Retail sales in February increased by just 0.6 per cent on a like-for-like basis from a year earlier.
Commenting on figures from the latest BRC-KPMG Retail Sales Monitor, British Retail Consortium chief executive Helen Dickinson said: “The headwinds to retail spending continued to blow strong in February. Inflation is still eating into shoppers’ budgets, pushing them to spend a greater share of their income on essentials and leaving less left over to buy discretionary, predominantly non-food, retail items. At the same time, weak growth in household earnings is keeping overall sales low.”
On a total basis, sales rose by 1.6 per cent in February, compared with a growth of 0.4 per cent in February 2017. But in the three months to February, in-store sales of non-food items declined by 2.4 per cent on a total basis and 3.3 per cent on a like-for-like basis. Over a 12-month period the total decline was 2.2 per cent.
In the past three months, non-food retail sales in the UK decreased by 1.1 per cent on a like-for-like basis and 0.5 per cent on a total basis.
Paul Martin, head of retail, KPMG, commented: “Retailers experiencing any growth in this environment will be counting themselves lucky. Indeed, total growth of 1.6 per cent in February is quite an achievement in such testing times.”
Online sales continued to grow, with non-food sales up 6.4 per cent in February. However, this was down on the eight per cent growth seen in February 2017, reflecting an underlying slowdown.
The online penetration rate increased from 20.5 per cent in February 2017 to 21.1 per cent in February 2018.
The BRC’s Ms Dickinson added: “There’s little sign that consumer confidence, rather than financial reality, has much to do with the current weakness in spending. Furniture, often considered the bellwether of consumer confidence, actually saw sales improve in February, as shoppers took advantage of credit facilities offered by retailers. The fact is that consumers want to spend, they just don’t have the resources to do so.
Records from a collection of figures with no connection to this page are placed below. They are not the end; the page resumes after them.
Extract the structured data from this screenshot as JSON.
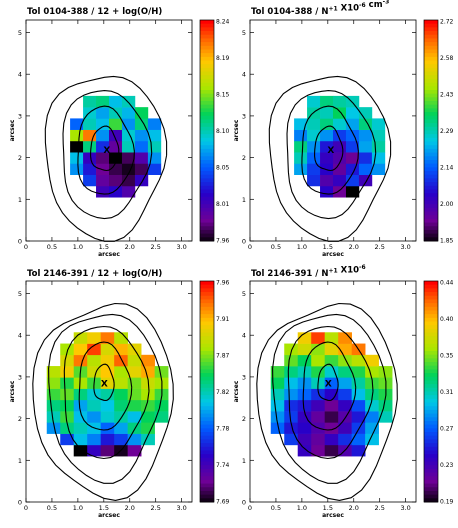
{
  "chart_data": [
    {
      "type": "heatmap",
      "title": "Tol 0104-388 / 12 + log(O/H)",
      "xlabel": "arcsec",
      "ylabel": "arcsec",
      "xlim": [
        0,
        3.2
      ],
      "ylim": [
        0,
        5.3
      ],
      "xticks": [
        "0",
        "0.5",
        "1.0",
        "1.5",
        "2.0",
        "2.5",
        "3.0"
      ],
      "yticks": [
        "0",
        "1",
        "2",
        "3",
        "4",
        "5"
      ],
      "colorbar": {
        "min": 7.96,
        "max": 8.24,
        "labels": [
          "8.24",
          "8.19",
          "8.15",
          "8.10",
          "8.05",
          "8.01",
          "7.96"
        ]
      },
      "marker": "X",
      "marker_pos": [
        1.55,
        2.2
      ],
      "grid": {
        "x0": 0.6,
        "y0": 1.05,
        "dx": 0.25,
        "dy": 0.27,
        "rows": [
          [
            null,
            null,
            null,
            0.18,
            0.22,
            0.15,
            null,
            null,
            null
          ],
          [
            null,
            null,
            0.3,
            0.12,
            0.08,
            0.05,
            0.2,
            null,
            null
          ],
          [
            null,
            0.4,
            0.25,
            0.1,
            0.05,
            0.02,
            0.06,
            0.3,
            null
          ],
          [
            null,
            0.45,
            0.2,
            0.08,
            0.0,
            0.06,
            0.15,
            0.4,
            null
          ],
          [
            null,
            0.0,
            0.55,
            0.28,
            0.12,
            0.5,
            0.36,
            0.5,
            null
          ],
          [
            null,
            0.7,
            0.9,
            0.4,
            0.18,
            0.48,
            0.4,
            0.45,
            null
          ],
          [
            null,
            0.35,
            0.5,
            0.45,
            0.62,
            0.4,
            0.55,
            0.38,
            null
          ],
          [
            null,
            null,
            0.48,
            0.42,
            0.5,
            0.44,
            0.58,
            null,
            null
          ],
          [
            null,
            null,
            0.52,
            0.55,
            0.45,
            0.5,
            null,
            null,
            null
          ]
        ]
      }
    },
    {
      "type": "heatmap",
      "title": "Tol 0104-388 / N+1 X10-6 cm-3",
      "xlabel": "arcsec",
      "ylabel": "arcsec",
      "xlim": [
        0,
        3.2
      ],
      "ylim": [
        0,
        5.3
      ],
      "xticks": [
        "0",
        "0.5",
        "1.0",
        "1.5",
        "2.0",
        "2.5",
        "3.0"
      ],
      "yticks": [
        "0",
        "1",
        "2",
        "3",
        "4",
        "5"
      ],
      "colorbar": {
        "min": 1.85,
        "max": 2.72,
        "labels": [
          "2.72",
          "2.58",
          "2.43",
          "2.29",
          "2.14",
          "2.00",
          "1.85"
        ]
      },
      "marker": "X",
      "marker_pos": [
        1.55,
        2.2
      ],
      "grid": {
        "x0": 0.6,
        "y0": 1.05,
        "dx": 0.25,
        "dy": 0.27,
        "rows": [
          [
            null,
            null,
            null,
            0.22,
            0.1,
            0.0,
            null,
            null,
            null
          ],
          [
            null,
            null,
            0.28,
            0.15,
            0.2,
            0.3,
            0.18,
            null,
            null
          ],
          [
            null,
            0.42,
            0.3,
            0.22,
            0.12,
            0.25,
            0.35,
            0.4,
            null
          ],
          [
            null,
            0.5,
            0.35,
            0.2,
            0.15,
            0.1,
            0.28,
            0.45,
            null
          ],
          [
            null,
            0.55,
            0.4,
            0.25,
            0.18,
            0.3,
            0.42,
            0.52,
            null
          ],
          [
            null,
            0.38,
            0.48,
            0.4,
            0.3,
            0.35,
            0.4,
            0.5,
            null
          ],
          [
            null,
            0.45,
            0.5,
            0.55,
            0.48,
            0.42,
            0.55,
            0.48,
            null
          ],
          [
            null,
            null,
            0.52,
            0.5,
            0.58,
            0.46,
            0.5,
            null,
            null
          ],
          [
            null,
            null,
            0.48,
            0.55,
            0.52,
            0.5,
            null,
            null,
            null
          ]
        ]
      }
    },
    {
      "type": "heatmap",
      "title": "Tol 2146-391 / 12 + log(O/H)",
      "xlabel": "arcsec",
      "ylabel": "arcsec",
      "xlim": [
        0,
        3.2
      ],
      "ylim": [
        0,
        5.3
      ],
      "xticks": [
        "0",
        "0.5",
        "1.0",
        "1.5",
        "2.0",
        "2.5",
        "3.0"
      ],
      "yticks": [
        "0",
        "1",
        "2",
        "3",
        "4",
        "5"
      ],
      "colorbar": {
        "min": 7.69,
        "max": 7.96,
        "labels": [
          "7.96",
          "7.91",
          "7.87",
          "7.82",
          "7.78",
          "7.74",
          "7.69"
        ]
      },
      "marker": "X",
      "marker_pos": [
        1.5,
        2.85
      ],
      "grid": {
        "x0": 0.4,
        "y0": 1.1,
        "dx": 0.26,
        "dy": 0.27,
        "rows": [
          [
            null,
            null,
            0.0,
            0.2,
            0.08,
            0.02,
            0.1,
            null,
            null
          ],
          [
            null,
            0.3,
            0.45,
            0.38,
            0.25,
            0.3,
            0.4,
            0.5,
            null
          ],
          [
            0.4,
            0.55,
            0.5,
            0.45,
            0.35,
            0.42,
            0.55,
            0.6,
            null
          ],
          [
            0.5,
            0.62,
            0.45,
            0.4,
            0.48,
            0.52,
            0.45,
            0.58,
            0.55
          ],
          [
            0.55,
            0.58,
            0.42,
            0.5,
            0.46,
            0.56,
            0.6,
            0.62,
            0.58
          ],
          [
            0.62,
            0.65,
            0.55,
            0.48,
            0.52,
            0.58,
            0.65,
            0.7,
            0.62
          ],
          [
            0.68,
            0.6,
            0.7,
            0.62,
            0.78,
            0.72,
            0.66,
            0.74,
            0.7
          ],
          [
            0.72,
            0.8,
            0.64,
            0.75,
            0.82,
            0.7,
            0.78,
            0.85,
            0.66
          ],
          [
            null,
            0.76,
            0.9,
            0.72,
            0.8,
            0.92,
            0.74,
            0.88,
            null
          ],
          [
            null,
            0.7,
            0.82,
            0.95,
            0.76,
            0.84,
            0.78,
            null,
            null
          ],
          [
            null,
            null,
            0.74,
            0.8,
            0.9,
            0.72,
            null,
            null,
            null
          ]
        ]
      }
    },
    {
      "type": "heatmap",
      "title": "Tol 2146-391 / N+1 X10-6",
      "xlabel": "arcsec",
      "ylabel": "arcsec",
      "xlim": [
        0,
        3.2
      ],
      "ylim": [
        0,
        5.3
      ],
      "xticks": [
        "0",
        "0.5",
        "1.0",
        "1.5",
        "2.0",
        "2.5",
        "3.0"
      ],
      "yticks": [
        "0",
        "1",
        "2",
        "3",
        "4",
        "5"
      ],
      "colorbar": {
        "min": 0.19,
        "max": 0.44,
        "labels": [
          "0.44",
          "0.40",
          "0.35",
          "0.31",
          "0.27",
          "0.23",
          "0.19"
        ]
      },
      "marker": "X",
      "marker_pos": [
        1.5,
        2.85
      ],
      "grid": {
        "x0": 0.4,
        "y0": 1.1,
        "dx": 0.26,
        "dy": 0.27,
        "rows": [
          [
            null,
            null,
            0.2,
            0.1,
            0.05,
            0.15,
            0.25,
            null,
            null
          ],
          [
            null,
            0.3,
            0.18,
            0.12,
            0.2,
            0.28,
            0.35,
            0.45,
            null
          ],
          [
            0.35,
            0.25,
            0.22,
            0.15,
            0.1,
            0.18,
            0.3,
            0.42,
            null
          ],
          [
            0.4,
            0.3,
            0.2,
            0.12,
            0.05,
            0.14,
            0.25,
            0.38,
            0.5
          ],
          [
            0.45,
            0.28,
            0.25,
            0.18,
            0.1,
            0.2,
            0.32,
            0.48,
            0.55
          ],
          [
            0.5,
            0.4,
            0.35,
            0.28,
            0.22,
            0.3,
            0.45,
            0.55,
            0.6
          ],
          [
            0.58,
            0.45,
            0.4,
            0.5,
            0.35,
            0.42,
            0.52,
            0.62,
            0.65
          ],
          [
            0.62,
            0.55,
            0.5,
            0.6,
            0.48,
            0.55,
            0.6,
            0.7,
            0.68
          ],
          [
            null,
            0.65,
            0.58,
            0.7,
            0.62,
            0.68,
            0.72,
            0.8,
            null
          ],
          [
            null,
            0.7,
            0.75,
            0.68,
            0.78,
            0.85,
            0.9,
            null,
            null
          ],
          [
            null,
            null,
            0.8,
            0.95,
            0.72,
            0.88,
            null,
            null,
            null
          ]
        ]
      }
    }
  ]
}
“With the upward pressure on prices from the fall in the pound now starting to subside, we expect to see some loosening of the squeeze on spending on non-essentials, but it’s likely to come slowly. And so are anticipated increases in wage growth. Crucial for consumers and retailers over the coming months will be a successful outcome to trade negotiations, ensuring that amid the current difficulties, they won’t be facing further increases in costs from new tariffs on the everyday goods we import from the EU.”
KPMG’s Mr Martin said: “Softening consumer demand, rising costs for retailers and, of course, the ongoing structural changes within the industry are creating the perfect storm which is uprooting the weakest players.
“On the high street, it was grocery sales that continued to pull it out of the bag. Meanwhile, Shrove Tuesday may have resulted in an uptick in cooking accessory sales, but performance in non-food in general was once again disappointing.
“Online retail appeared to have fared better – with growth across all categories – but the latest figures reinforce an underlying trend of a slow-down in growth online, which prompts concern.
“The retail shakeout will gather further momentum in the coming months, and retailers with large physical store estates are particularly under pressure. Moreover, the cost of one of the coldest winters on record has yet to be factored in. It’s not all doom and gloom though, a number of retailers are bucking the overall trend by focusing on a differentiated proposition while remaining relevant to the customer.”